Officials are trying to track down more than 14,000 people who have automatically had free stays in managed isolation and quarantine.
Cabinet documents show the Ministry of Business, Innovation and Employment has struggled to get enough information and contact details to bill one in four returnees, while its requests to move to a pay-before-stay system were declined by the government.
In February's report to government officials, the ministry describes the MIQ fees scheme as "complex", "challenging", and "administratively burdensome".
It has been in place since August and requires returnees who do not qualify for a fee waiver to pay at least $3100 towards their stay, if they are coming to the country for less than 180 days.
While the ministry has collected $50 million to date, with at least 67 percent of returnees paying on time, the documents reveal the ministry expected debt collectors would be needed for 40 percent of returnees.
A document from April shows invoices were being sent an average of 43 days after the person's stay.
In addition, 14,197 invoices have not been sent out at all - that's 23 percent of returnees - because the ministry hasn't been able to confirm their contact details, or if they are liable to pay.
Waikato University international law professor Alexander Gillespie said officials could do much better.
"This is just messy. This type of bureaucracy just should not exist," he said.

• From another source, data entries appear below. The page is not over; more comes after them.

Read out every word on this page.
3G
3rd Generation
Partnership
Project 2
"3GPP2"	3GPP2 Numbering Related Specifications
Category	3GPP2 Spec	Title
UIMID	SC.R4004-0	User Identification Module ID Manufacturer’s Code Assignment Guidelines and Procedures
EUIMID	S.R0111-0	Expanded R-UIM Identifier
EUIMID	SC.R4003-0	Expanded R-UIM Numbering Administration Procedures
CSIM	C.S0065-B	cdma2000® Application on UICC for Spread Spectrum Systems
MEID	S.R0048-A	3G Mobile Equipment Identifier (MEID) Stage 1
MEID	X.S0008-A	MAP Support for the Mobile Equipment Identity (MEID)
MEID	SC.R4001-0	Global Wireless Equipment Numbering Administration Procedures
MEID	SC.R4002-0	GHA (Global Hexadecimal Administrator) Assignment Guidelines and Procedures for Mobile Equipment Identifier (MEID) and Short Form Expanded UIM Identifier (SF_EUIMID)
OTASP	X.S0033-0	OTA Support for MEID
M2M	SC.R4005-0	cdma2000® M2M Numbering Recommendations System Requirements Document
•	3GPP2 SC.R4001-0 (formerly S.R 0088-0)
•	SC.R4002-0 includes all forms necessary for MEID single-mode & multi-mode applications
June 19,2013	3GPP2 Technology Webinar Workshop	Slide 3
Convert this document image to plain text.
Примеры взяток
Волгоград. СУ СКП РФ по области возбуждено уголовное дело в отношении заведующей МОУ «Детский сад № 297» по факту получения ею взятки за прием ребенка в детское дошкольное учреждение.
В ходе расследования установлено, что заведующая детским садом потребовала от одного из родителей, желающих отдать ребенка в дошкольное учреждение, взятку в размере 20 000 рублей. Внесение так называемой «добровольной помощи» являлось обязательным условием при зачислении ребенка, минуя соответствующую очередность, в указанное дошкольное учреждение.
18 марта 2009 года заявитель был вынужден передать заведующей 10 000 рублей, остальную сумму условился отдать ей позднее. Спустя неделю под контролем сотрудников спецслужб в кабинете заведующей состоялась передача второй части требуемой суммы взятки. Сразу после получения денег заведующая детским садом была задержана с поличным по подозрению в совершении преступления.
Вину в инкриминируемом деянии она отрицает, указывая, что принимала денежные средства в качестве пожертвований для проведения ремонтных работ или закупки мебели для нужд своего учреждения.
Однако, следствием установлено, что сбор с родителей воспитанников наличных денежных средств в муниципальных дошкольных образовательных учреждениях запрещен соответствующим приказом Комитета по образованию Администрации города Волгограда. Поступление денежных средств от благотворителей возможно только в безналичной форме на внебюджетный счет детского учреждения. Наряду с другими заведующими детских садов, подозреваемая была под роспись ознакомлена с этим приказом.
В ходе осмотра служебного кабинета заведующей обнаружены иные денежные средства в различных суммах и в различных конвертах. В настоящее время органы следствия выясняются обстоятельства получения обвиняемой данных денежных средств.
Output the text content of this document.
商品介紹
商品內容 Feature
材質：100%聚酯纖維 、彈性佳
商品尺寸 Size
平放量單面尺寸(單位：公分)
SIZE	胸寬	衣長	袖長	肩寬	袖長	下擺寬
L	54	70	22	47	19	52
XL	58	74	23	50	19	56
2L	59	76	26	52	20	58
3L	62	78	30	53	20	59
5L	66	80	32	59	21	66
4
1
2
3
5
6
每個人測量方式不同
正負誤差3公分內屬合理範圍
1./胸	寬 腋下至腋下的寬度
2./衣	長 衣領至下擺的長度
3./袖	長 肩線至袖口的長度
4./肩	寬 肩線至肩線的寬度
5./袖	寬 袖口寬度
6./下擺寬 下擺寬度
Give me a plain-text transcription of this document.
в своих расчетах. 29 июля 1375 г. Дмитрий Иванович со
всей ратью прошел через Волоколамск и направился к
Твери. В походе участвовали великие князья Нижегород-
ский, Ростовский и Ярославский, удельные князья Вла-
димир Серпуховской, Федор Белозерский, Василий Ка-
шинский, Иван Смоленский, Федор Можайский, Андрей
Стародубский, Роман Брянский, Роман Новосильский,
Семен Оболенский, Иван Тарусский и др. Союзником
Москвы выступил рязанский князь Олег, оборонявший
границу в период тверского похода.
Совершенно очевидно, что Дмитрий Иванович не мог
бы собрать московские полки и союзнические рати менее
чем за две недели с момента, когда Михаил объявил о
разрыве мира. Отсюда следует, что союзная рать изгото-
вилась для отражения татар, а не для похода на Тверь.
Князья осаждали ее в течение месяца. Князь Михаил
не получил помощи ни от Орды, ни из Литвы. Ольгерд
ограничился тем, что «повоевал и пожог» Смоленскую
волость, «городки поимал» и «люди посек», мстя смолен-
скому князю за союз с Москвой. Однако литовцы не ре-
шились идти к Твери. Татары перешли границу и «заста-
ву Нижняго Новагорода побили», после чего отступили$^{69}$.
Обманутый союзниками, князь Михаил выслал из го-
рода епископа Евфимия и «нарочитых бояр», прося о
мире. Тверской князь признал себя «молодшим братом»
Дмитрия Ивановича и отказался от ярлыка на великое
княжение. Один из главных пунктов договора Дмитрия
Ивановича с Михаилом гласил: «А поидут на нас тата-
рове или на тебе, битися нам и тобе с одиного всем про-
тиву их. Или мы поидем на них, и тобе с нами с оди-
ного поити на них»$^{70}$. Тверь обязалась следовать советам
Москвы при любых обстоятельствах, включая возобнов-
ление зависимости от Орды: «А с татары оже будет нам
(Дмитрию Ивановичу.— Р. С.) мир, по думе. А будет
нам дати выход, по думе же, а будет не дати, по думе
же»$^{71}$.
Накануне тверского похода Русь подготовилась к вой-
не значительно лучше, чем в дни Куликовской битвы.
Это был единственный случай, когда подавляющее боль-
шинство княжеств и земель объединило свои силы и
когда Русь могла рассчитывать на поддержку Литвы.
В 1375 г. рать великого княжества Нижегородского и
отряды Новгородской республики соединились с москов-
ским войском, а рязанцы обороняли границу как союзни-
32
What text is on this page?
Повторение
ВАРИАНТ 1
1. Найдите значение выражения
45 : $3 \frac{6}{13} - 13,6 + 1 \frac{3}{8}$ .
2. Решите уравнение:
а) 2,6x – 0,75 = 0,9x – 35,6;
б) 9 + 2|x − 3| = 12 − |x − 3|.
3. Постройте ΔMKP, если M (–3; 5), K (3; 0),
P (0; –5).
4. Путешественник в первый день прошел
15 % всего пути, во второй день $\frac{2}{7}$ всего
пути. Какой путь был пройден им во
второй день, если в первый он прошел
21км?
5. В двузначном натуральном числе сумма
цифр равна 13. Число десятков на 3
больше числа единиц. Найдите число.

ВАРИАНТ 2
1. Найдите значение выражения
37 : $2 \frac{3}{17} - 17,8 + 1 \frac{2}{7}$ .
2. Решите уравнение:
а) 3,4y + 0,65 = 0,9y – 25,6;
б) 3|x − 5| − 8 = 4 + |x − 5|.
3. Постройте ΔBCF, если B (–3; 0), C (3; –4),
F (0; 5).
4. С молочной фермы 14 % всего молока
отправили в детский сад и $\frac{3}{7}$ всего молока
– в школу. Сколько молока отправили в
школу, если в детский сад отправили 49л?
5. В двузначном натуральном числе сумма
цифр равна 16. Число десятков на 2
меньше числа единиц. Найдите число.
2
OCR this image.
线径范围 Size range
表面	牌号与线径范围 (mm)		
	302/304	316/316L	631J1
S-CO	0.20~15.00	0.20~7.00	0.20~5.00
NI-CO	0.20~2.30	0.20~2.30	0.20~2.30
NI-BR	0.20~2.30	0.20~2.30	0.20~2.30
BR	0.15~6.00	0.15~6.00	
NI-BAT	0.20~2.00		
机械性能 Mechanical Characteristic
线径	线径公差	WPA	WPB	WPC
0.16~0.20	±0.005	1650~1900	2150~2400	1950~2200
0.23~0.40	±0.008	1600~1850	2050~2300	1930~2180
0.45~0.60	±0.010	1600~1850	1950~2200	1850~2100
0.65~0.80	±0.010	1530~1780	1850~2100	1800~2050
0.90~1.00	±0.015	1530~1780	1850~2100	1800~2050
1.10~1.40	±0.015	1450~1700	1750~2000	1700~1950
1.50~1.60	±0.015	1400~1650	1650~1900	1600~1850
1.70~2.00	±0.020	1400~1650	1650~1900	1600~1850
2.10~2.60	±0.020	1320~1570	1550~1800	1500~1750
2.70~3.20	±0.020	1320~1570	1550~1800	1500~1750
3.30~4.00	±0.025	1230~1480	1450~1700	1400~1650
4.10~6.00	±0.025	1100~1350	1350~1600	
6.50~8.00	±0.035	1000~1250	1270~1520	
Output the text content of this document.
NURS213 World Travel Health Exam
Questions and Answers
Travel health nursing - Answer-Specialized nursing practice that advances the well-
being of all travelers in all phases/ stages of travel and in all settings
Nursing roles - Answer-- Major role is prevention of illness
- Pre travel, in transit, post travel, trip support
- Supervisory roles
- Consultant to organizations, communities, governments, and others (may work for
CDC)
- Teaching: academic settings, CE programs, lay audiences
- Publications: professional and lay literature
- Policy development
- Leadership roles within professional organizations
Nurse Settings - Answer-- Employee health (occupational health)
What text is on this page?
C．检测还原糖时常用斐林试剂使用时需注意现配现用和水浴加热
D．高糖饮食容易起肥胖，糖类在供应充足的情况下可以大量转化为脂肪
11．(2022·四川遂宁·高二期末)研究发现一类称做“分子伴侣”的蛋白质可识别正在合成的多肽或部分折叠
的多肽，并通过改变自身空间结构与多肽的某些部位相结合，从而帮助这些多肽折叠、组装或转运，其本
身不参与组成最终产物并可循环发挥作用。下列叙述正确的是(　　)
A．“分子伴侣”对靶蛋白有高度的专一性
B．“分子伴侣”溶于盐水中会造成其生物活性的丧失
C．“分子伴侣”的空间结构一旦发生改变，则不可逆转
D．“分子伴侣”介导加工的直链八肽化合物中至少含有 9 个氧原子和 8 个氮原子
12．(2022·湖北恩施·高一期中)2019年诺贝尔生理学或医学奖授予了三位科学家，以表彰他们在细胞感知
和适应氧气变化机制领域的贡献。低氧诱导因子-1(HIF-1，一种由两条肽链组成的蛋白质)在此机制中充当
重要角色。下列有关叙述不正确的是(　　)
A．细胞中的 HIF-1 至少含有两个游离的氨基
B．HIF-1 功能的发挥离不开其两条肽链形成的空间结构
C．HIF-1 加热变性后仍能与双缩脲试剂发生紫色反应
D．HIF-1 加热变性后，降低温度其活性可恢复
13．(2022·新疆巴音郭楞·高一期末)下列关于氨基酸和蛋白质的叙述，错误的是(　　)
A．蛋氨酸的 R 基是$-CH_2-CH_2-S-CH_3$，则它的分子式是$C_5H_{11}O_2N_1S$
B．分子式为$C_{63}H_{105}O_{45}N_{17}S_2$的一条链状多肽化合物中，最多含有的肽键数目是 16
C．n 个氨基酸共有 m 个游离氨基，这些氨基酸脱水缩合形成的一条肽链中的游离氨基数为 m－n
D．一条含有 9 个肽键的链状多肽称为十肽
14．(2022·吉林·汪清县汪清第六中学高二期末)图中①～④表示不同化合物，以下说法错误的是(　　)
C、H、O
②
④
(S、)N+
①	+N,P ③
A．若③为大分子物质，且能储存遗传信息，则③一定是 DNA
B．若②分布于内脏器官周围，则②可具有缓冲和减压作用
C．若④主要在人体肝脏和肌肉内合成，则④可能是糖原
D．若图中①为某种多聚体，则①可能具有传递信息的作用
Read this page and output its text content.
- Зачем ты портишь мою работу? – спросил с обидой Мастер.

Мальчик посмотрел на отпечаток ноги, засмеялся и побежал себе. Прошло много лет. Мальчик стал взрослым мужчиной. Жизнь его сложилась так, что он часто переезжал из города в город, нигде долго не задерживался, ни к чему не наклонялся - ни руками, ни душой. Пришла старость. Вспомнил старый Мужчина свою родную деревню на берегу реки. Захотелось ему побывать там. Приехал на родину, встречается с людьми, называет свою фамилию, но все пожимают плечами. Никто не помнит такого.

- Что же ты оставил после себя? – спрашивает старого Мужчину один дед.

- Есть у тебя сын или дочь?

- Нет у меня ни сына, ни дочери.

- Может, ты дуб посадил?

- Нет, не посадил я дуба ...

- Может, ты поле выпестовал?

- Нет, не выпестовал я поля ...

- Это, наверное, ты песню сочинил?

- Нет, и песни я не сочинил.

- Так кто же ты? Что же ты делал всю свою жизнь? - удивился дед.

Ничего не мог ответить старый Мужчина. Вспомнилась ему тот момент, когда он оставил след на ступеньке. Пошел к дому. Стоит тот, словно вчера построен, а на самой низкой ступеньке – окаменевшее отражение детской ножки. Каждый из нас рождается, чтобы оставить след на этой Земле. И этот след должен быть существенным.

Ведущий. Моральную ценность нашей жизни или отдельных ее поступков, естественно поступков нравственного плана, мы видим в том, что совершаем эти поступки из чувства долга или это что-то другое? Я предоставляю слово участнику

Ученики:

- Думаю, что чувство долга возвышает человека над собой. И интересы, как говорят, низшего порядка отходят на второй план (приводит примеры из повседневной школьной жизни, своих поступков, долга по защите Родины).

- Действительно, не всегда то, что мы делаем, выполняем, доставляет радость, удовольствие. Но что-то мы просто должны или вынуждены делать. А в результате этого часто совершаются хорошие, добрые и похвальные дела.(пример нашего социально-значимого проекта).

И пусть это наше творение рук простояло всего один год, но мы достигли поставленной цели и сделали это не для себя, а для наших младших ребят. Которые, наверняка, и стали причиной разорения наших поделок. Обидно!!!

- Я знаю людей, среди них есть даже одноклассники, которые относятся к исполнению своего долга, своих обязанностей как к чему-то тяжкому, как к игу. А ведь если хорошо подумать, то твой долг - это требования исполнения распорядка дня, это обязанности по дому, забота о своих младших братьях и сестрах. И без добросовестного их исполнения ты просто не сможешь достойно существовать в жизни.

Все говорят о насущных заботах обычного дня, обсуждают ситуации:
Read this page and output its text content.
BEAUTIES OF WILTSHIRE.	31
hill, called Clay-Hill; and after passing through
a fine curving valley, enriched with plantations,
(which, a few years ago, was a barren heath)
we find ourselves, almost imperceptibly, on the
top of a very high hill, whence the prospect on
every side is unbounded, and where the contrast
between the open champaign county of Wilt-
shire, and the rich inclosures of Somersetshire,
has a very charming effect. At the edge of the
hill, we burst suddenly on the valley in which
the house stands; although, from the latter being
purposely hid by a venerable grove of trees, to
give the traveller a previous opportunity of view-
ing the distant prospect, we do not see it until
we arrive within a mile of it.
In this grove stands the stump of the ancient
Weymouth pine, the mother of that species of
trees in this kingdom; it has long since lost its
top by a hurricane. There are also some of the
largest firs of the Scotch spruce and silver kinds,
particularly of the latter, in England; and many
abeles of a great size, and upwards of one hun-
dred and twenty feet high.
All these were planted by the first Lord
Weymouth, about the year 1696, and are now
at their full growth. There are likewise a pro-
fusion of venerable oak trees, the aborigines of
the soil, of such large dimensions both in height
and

"We made an exception to get these people home. We subsidised the cost. We carried the risk to allow them into the country. We should make sure at a minimum, that they pay their fair share. If that means that you've got to change the law or the machinery around it so that people can be tracked and held to account then we should do it."
In the documents, the ministry said people's personal details, travel dates, room allocation and contact details needed to be pulled from different sources, which takes "substantial manual processing and review".
National Party Covid-19 Response spokesperson Chris Bishop said that takes many returnees by surprise, because they expect to pay at the door.
"There are actually people out there who want to pay, want to do the right thing and make a contribution and pay their bills, and they're actually stymied by the government. So it's quite a bizarre situation.
"You've got some people who've absconded and just aren't paying, and you've got other people who are really keen to pay, but they just find it really difficult because of the way the system works," he said.
Number liable to pay higher than expected - MBIE
Officials appear to have been caught off guard.
The ministry has spent more than four times as much money running the fees scheme as it expected - $1.3 million in six months.
Joint head of MIQ Megan Main said demand had been higher than estimated.
"The number liable for paying is higher than those original estimates. But also what we've seen is the vast majority of returnees have been paying their bills," she said.
The documents show by February, about 22 percent of all returnees were liable for MIQ fees.
Main said to date returnees have paid $50m out of $57m which is due, while debt collectors are on standby for 928 invoices, worth $2.8m, that are more than 90 days overdue.
Main said the ministry had moved to an automated billing system, aiming to chop down the average invoice time to two weeks.
Returnees will soon have 30 days to pay their bill rather than 90 days, and they will be offered credit card payment.
The ministry is also now getting daily data from Immigration New Zealand, making it easier to get people's details.
Main said it may be possible to backtrack and chase up the thousands of returnees who might think they have been forgotten about.
"We're in the process of going back through those cases to see if they're liable to pay. Not all of them will be liable to pay. But where they are we'll be in touch with them," she said.
However, those changes might not be what the ministry ultimately hoped for.
Cabinet documents show the ministry asked government if it could bill returnees at the start of their stay - noting the system was designed to avoid any barriers on the rights of New Zealanders to return home.
"The longer payment period increases the risk of non-payment and debt write-off as well as enforcement costs and general appropriation management."
It said options to pay in advance should be considered.
Gillespie said the government's refusal was the right choice.
"I think the government have got that one right. I think you need to facilitate the ability of Kiwis to come home, and there is a degree of urgency to get them back. If you've got a barrier right at the front that says you've got to have the cash right upfront before you come into the country - that would be wrong," he said.
Main said the ministry will keep learning and improving its fees system, while "actively pursuing the money that's owed".